The fashion of this world passeth away.” So it is written in Corinthians, and seldom has this been shown more clearly than in today’s grocery market.
For the past decade or more, paid-up members of the anti- supermarket tendency have sung the praises of farmers’ markets. Selling local produce at lower prices, shortening those food miles, helping our horny-handed sons of toil escape their dependence on those awful supermarkets - farmers’ markets were indeed a new dawn for food lovers and greenies everywhere. And it was very chic to parade your passion for their products.
Until a few clouds rolled in. Some of us were sceptical from the start. In how many locations in the UK could all the food on sale through any outlet be sourced within a 10 or even 30-mile radius? Precious few. How could the provenance be validated? Typically it wasn’t, and now it appears some markets are selling much travelled products, supplied by largish companies who number supermarkets among their customers.
”The makings of a permanent change in shopping habits?”
The related vogue for organic food has also lost its sparkle.

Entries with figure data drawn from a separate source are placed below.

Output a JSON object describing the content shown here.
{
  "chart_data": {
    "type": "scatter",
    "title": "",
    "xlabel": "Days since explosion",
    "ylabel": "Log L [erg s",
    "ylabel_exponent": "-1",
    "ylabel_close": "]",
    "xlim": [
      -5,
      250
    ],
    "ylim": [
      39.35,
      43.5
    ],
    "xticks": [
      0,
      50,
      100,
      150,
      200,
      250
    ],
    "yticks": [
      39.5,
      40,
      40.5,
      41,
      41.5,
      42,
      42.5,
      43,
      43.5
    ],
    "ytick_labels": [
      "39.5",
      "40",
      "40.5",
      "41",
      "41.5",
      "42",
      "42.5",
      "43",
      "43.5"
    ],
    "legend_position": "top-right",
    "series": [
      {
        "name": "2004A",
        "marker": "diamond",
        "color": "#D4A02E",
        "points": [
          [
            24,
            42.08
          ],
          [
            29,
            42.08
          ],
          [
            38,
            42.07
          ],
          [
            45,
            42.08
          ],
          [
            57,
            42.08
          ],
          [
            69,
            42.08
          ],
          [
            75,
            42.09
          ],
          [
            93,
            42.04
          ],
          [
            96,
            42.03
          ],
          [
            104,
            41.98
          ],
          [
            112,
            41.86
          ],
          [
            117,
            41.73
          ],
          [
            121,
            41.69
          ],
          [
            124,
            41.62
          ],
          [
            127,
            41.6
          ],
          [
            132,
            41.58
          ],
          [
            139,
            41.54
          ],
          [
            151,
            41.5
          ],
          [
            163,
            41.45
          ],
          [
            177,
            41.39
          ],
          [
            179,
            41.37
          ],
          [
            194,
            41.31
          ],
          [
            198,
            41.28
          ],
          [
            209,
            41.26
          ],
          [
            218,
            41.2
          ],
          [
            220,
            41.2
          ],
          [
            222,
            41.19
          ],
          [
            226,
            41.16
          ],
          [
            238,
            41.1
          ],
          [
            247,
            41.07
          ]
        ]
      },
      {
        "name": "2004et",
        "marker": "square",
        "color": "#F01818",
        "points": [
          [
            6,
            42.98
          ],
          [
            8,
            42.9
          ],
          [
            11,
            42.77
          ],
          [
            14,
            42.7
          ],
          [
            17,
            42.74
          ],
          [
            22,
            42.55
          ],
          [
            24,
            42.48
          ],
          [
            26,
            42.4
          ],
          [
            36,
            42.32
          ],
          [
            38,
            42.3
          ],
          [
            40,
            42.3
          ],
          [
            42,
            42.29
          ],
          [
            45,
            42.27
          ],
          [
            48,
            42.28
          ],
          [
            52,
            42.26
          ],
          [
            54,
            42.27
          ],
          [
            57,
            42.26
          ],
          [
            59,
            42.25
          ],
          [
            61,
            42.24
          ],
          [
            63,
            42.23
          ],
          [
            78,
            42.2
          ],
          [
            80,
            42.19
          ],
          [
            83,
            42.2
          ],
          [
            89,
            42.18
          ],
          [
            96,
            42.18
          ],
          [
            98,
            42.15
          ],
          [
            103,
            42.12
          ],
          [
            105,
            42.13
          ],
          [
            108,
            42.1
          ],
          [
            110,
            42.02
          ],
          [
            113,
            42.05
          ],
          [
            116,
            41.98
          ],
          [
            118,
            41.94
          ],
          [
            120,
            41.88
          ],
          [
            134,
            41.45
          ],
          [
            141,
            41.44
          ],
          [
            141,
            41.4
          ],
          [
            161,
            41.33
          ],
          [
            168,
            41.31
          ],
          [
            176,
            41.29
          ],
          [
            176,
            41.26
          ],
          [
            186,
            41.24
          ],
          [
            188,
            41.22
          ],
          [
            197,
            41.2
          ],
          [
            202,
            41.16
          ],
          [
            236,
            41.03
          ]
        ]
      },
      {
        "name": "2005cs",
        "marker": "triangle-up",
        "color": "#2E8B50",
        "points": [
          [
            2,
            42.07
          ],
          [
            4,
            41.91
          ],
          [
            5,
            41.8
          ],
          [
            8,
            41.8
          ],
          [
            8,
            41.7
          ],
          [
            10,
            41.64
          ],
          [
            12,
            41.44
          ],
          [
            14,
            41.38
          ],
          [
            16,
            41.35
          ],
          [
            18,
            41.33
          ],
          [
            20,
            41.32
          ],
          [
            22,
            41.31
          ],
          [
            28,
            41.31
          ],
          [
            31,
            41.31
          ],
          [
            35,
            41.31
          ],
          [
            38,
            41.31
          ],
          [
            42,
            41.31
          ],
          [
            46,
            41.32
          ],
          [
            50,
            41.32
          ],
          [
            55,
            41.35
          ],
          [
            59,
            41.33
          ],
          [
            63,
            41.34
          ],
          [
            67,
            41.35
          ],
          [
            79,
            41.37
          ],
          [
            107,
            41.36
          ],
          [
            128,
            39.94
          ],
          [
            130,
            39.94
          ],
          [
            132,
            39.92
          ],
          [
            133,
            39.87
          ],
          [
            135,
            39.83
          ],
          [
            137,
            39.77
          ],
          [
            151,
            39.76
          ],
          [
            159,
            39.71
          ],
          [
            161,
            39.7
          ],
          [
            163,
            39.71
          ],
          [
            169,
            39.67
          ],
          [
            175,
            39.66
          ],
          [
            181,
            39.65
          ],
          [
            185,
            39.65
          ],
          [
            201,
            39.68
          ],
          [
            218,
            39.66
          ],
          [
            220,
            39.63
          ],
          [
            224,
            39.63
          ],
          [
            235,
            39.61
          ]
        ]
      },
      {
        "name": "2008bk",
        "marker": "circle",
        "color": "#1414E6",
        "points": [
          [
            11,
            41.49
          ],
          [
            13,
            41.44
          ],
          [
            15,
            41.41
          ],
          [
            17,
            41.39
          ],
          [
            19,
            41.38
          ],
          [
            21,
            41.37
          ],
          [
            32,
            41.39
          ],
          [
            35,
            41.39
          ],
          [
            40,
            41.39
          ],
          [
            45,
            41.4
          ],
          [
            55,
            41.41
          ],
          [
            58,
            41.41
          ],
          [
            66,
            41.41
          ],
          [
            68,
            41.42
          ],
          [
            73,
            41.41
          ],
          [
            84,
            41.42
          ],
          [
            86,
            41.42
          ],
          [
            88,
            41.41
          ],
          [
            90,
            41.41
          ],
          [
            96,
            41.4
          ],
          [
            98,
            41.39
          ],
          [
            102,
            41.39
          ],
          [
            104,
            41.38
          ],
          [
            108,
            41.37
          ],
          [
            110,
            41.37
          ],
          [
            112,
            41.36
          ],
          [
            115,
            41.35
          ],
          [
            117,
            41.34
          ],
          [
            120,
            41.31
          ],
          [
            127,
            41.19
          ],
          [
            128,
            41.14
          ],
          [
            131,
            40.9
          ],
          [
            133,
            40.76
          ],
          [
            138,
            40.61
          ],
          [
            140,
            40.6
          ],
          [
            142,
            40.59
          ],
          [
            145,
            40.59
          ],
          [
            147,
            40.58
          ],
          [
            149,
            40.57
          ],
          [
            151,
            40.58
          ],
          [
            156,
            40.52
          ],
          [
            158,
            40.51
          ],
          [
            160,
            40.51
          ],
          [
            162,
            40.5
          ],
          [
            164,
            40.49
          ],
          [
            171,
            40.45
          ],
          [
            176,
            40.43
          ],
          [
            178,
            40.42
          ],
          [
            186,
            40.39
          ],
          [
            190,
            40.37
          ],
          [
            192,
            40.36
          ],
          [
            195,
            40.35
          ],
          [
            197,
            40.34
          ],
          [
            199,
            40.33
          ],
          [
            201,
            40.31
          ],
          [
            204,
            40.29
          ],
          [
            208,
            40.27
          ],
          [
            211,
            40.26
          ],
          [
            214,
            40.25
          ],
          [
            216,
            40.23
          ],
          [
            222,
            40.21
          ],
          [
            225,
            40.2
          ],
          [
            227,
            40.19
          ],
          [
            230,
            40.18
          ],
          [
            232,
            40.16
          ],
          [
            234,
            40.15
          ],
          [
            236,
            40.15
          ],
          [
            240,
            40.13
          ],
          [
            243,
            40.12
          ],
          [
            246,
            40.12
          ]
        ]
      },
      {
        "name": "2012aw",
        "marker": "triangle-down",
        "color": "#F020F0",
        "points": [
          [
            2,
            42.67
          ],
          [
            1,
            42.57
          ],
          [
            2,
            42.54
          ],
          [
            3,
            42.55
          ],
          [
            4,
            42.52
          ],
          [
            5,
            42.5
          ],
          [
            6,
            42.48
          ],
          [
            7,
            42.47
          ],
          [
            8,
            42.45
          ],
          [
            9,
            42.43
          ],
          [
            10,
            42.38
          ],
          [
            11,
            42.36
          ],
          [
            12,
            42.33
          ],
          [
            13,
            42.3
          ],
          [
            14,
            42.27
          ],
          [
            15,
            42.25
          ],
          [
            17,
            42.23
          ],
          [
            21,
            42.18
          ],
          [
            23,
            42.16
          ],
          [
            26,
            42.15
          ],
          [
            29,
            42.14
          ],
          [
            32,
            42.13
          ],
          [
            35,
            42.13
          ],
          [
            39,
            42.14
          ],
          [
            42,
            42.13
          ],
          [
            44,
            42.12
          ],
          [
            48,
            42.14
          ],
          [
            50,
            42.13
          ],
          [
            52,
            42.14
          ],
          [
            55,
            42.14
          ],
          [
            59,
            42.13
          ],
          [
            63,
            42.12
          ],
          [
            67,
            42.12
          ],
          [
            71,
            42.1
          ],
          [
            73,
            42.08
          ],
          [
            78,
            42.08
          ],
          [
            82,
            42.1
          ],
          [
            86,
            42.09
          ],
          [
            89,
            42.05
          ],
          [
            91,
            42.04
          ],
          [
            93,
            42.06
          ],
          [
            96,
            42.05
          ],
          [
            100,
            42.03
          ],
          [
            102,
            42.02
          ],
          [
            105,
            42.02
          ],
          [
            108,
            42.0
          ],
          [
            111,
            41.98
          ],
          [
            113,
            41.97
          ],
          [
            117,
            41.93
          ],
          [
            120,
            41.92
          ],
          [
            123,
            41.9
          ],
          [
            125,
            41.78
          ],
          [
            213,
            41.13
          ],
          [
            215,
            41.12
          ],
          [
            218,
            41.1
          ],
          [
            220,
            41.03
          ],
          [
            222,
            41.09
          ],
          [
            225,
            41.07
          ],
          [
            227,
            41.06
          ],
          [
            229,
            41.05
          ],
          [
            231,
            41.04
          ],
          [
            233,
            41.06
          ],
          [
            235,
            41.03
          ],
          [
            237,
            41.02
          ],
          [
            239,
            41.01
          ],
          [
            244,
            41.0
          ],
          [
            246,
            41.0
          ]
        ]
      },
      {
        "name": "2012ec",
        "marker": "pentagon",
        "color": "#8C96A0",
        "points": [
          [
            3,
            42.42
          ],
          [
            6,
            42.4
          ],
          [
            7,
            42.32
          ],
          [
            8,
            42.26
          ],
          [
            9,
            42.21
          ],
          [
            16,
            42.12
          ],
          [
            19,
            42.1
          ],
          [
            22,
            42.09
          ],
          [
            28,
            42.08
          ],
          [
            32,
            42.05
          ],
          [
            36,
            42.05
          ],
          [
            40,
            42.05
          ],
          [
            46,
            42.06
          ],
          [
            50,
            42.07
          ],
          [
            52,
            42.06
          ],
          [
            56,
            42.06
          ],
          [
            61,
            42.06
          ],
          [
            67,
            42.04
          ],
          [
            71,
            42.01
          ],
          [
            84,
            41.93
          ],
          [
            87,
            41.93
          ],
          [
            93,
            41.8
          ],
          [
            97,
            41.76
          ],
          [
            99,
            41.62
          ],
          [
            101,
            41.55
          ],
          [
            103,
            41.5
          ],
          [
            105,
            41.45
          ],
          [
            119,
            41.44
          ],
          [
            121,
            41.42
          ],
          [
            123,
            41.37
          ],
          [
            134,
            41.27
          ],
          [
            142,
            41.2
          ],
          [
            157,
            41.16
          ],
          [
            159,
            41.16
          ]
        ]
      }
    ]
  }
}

Initially triggered by the great anti-GM hysteria in the late 1990s and sustained by a belief - for which there is still no conclusive evidence - that organic is safer and healthier, the recent recession knocked the market down by around 20%. While there are signs of a slight recovery, the number of producers and the acreage under cultivation are still well down. One suspects it will never be glad, confident morning again for the organic lobby.
But, as one fashion dies another always takes its place, and now the German discounters are all the rage. This one, however, has the makings of a more permanent change in some consumers’ shopping habits. Their business model is simple - a relatively limited range of products sold in conventional stores at prices that make their UK rivals look expensive. No online, no hypermarkets, no banks - in many ways a replica of the first generation of supermarkets - and attracting some shoppers who wouldn’t be seen dead in an Asda or Morrisons but now seem to be deserting Waitrose. The pillars of the temple really are shaking now.